Missouri could fall in line with other states hoping to implement work requirements for “able-bodied” Missourians on Medicaid.

A Senate Committee held a public forum Wednesday morning on legislation that would require some residents to engage in 20 hours of work, education, job searching or other services per week.

The proposed legislation would require the Missouri Department of Social Services to submit a waiver and make the changes necessary to implement the policy.

This year, the Trump administration opened the door to states who want to modify their Medicaid programs. The Federal Department of Health and Human Services released a letter announcing its commitment to assisting state with the changes.

Kentucky became the first state to establish such changes, with Indiana also implementing the requirements earlier this month.

The bill outlines multiple exceptions to who would not be required to work, including anyone over the age of 64, those who are pregnant and the primary caregivers of a child or adult.

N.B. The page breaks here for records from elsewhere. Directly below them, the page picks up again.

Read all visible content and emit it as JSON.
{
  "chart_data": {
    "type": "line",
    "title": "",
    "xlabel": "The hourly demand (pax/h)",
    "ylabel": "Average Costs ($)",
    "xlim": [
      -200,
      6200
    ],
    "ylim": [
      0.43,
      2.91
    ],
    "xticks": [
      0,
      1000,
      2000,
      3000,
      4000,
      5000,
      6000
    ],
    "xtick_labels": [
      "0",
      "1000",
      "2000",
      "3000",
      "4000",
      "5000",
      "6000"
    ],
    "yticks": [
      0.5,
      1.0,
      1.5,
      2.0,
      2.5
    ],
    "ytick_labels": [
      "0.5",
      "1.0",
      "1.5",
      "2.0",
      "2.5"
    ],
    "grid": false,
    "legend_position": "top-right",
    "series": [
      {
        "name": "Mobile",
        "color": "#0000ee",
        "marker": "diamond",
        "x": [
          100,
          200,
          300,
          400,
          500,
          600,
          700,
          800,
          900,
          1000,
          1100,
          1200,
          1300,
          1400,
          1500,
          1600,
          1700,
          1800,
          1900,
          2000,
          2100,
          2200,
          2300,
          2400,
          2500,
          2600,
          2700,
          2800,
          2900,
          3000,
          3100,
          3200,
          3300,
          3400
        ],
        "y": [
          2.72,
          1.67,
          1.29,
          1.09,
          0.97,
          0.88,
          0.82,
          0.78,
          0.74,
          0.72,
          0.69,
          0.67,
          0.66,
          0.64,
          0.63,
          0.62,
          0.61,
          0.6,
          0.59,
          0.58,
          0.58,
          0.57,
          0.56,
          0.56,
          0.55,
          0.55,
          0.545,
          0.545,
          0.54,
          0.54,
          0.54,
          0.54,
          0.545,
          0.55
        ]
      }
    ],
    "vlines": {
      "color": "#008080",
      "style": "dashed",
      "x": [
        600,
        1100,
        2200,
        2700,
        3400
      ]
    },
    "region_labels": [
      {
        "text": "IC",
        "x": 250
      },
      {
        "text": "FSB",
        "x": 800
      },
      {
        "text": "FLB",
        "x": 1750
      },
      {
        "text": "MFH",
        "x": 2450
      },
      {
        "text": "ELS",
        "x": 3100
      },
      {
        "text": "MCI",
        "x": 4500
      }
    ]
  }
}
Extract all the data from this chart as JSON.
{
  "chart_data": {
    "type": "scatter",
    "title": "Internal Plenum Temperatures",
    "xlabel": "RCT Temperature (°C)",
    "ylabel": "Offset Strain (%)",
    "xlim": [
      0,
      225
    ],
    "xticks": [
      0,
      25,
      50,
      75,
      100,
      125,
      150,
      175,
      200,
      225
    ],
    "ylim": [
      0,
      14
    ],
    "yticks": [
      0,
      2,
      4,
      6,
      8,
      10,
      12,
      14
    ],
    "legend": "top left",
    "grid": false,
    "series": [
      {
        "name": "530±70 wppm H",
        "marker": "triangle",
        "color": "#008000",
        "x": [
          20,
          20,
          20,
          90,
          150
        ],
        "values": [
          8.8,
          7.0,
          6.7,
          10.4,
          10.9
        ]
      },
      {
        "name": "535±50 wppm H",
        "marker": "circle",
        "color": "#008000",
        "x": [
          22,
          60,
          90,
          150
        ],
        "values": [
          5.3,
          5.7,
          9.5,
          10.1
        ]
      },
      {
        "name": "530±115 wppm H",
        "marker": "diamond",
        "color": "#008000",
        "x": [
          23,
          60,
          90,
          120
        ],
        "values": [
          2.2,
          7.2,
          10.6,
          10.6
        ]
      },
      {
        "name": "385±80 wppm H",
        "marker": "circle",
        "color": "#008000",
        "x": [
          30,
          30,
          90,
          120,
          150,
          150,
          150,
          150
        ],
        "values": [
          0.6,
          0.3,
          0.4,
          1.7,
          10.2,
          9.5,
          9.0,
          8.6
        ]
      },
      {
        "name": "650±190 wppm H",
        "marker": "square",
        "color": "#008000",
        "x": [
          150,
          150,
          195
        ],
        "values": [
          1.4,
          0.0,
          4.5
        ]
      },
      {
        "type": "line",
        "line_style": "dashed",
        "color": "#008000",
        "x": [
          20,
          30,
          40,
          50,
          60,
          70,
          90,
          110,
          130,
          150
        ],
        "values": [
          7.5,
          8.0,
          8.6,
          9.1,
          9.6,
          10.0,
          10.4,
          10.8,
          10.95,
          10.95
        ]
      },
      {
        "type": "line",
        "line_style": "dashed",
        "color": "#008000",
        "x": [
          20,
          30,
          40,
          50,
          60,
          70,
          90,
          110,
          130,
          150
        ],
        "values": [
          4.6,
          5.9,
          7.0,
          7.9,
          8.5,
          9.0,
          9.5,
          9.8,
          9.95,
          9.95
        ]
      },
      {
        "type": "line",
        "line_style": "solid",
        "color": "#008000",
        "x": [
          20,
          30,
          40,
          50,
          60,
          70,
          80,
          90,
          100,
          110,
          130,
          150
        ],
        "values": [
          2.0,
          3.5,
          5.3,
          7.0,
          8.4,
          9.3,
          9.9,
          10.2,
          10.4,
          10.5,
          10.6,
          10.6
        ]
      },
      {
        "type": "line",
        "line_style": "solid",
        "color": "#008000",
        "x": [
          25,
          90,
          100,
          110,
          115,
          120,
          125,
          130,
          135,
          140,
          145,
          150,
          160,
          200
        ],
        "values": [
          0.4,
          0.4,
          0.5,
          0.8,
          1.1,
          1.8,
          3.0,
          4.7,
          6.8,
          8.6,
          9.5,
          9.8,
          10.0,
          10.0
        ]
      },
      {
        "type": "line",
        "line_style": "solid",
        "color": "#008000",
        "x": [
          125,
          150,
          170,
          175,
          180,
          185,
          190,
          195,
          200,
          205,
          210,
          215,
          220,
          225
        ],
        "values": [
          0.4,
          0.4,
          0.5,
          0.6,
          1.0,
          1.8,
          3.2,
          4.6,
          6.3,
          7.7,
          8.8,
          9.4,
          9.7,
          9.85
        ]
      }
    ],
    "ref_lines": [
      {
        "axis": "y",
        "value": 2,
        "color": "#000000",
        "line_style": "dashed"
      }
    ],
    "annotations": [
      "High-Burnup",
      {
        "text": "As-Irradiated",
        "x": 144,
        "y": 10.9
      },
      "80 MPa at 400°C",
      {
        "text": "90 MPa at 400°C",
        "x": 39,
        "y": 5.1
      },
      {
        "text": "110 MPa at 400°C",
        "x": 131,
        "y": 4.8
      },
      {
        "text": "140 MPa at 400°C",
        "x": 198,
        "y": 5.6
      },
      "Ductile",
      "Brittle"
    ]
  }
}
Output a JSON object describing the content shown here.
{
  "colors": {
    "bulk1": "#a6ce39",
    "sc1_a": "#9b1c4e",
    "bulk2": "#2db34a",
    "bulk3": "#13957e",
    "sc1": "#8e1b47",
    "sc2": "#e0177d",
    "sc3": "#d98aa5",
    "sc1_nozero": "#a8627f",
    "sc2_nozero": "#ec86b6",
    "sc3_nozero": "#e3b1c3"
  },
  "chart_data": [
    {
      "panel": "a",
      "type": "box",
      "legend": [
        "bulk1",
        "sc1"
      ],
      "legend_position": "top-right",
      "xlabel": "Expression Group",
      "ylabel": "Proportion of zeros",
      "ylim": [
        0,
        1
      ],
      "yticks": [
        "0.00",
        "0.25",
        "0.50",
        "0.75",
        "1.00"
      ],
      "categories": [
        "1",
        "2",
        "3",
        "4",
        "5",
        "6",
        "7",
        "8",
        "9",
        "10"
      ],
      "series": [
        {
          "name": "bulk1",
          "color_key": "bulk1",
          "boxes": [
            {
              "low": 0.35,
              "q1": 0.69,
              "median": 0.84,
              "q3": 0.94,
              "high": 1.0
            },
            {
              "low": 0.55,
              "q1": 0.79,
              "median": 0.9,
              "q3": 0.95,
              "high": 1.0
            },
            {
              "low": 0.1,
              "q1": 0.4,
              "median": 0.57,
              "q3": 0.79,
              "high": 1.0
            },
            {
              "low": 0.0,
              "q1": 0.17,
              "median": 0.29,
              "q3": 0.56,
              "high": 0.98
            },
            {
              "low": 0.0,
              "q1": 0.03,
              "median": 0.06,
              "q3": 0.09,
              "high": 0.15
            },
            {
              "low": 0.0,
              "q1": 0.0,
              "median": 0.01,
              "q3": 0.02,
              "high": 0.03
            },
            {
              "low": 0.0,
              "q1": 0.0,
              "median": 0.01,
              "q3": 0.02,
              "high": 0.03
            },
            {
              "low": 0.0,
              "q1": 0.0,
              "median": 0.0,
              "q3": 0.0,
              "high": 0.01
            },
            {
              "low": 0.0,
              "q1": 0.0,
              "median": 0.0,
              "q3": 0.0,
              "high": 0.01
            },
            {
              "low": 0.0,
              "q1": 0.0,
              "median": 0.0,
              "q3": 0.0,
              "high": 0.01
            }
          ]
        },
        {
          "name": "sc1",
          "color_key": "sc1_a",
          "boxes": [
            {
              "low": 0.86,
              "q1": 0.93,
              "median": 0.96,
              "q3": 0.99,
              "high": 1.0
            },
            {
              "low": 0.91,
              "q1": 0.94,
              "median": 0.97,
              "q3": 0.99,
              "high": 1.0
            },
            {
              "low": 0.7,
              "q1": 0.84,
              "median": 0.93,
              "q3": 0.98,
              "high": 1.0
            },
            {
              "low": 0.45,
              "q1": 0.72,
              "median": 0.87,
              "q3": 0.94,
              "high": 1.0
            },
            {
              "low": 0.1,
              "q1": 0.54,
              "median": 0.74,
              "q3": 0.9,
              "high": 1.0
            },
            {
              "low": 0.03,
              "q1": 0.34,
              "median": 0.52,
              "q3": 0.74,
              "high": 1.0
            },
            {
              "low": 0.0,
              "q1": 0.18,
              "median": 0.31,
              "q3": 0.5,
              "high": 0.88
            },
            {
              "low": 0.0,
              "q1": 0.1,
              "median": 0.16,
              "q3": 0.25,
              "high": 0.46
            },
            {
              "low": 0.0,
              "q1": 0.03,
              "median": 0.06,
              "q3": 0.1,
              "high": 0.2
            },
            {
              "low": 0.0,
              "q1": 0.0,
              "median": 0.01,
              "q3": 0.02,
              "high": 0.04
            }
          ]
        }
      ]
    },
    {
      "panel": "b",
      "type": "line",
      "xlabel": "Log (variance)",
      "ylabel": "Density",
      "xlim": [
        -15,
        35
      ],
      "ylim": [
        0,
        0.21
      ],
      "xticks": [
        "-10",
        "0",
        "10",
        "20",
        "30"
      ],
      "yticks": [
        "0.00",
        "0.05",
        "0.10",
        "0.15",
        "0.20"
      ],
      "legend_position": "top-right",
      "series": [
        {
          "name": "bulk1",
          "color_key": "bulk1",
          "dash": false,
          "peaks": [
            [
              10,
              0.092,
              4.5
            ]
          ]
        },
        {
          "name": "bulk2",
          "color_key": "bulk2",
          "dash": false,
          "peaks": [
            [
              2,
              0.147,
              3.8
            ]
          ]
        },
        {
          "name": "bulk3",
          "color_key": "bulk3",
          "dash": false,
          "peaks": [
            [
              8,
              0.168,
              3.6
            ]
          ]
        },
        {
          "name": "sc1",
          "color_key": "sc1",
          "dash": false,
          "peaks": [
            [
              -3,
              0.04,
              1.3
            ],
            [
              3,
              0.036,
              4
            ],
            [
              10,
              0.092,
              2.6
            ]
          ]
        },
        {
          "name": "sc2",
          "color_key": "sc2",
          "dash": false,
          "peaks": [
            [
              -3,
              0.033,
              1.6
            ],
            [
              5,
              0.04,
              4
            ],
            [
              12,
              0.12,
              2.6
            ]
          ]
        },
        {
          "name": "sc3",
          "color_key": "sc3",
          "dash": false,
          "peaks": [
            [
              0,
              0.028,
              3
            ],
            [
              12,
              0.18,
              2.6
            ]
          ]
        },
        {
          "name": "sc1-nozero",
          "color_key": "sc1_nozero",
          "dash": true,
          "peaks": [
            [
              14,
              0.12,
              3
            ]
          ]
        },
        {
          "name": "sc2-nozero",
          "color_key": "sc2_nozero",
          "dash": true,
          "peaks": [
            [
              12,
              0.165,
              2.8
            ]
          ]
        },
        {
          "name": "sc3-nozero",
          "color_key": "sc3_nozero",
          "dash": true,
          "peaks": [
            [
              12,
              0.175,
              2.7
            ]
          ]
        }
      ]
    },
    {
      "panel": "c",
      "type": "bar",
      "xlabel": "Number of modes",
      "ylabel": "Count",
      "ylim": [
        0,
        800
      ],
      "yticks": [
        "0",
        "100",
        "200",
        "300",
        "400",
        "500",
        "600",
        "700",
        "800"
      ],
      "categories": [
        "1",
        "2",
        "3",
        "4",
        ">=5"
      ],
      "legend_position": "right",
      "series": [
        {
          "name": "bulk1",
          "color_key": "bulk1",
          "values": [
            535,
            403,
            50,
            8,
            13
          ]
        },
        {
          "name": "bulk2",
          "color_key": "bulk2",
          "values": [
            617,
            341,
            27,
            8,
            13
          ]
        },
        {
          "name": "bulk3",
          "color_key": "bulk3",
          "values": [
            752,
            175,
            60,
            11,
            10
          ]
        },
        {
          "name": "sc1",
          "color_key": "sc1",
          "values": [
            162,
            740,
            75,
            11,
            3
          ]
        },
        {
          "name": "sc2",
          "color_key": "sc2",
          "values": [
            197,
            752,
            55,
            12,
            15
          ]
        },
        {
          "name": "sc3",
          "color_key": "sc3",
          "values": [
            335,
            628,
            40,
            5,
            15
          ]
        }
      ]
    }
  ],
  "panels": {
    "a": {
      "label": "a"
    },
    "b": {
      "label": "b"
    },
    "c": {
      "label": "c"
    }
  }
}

Sen. David Sater, R-Cassville, the bill’s sponsor, said Medicaid needs to be reformed or it will overwhelm state and federal budgets.

“At the end of the day, this bill is about introducing personal responsibility into a program that has none of it,” Sater said.

Proponents for the bill said that the current welfare system traps those who qualify into dependency on the program.

“Work restores dignity, a sense of independence and brings people back to life, and we think that this is the compassionate way to proceed and to not continue to trap people in a system of dependency, especially people who are able bodied and can work,” Ryan Johnson, a lobbyist with United for Missouri, said.

Sen. Jill Schupp, D-St. Louis County, spoke against the bill, saying there are many circumstances as to why someone would be on Medicaid.

“I’m really concerned that we are putting people’s health in additional jeopardy, that that’s our goal because we think people are being irresponsible and lazy,” Schupp said.

Opponents of the bill also had concerns about how the new policy might conflicts with current requirements for Medicaid.

According to Sidney Watson, a professor at law at St Louis University who testified against the bill, a family of three is not currently qualified for Medicaid if they earn over $386 a month. A person working at minimum wage for the 20 hours a week necessary to qualify for Medicaid under the new policy would then make too much money to qualify for Medicaid.

Watson also said that the implementation of this policy would lead to more regulation by the government and create a burden for Medicaid-eligible parents to prove their employment.

“My concern is people will lose eligibility, not because they’re not working, but because the paperwork gets lost,” Watson said.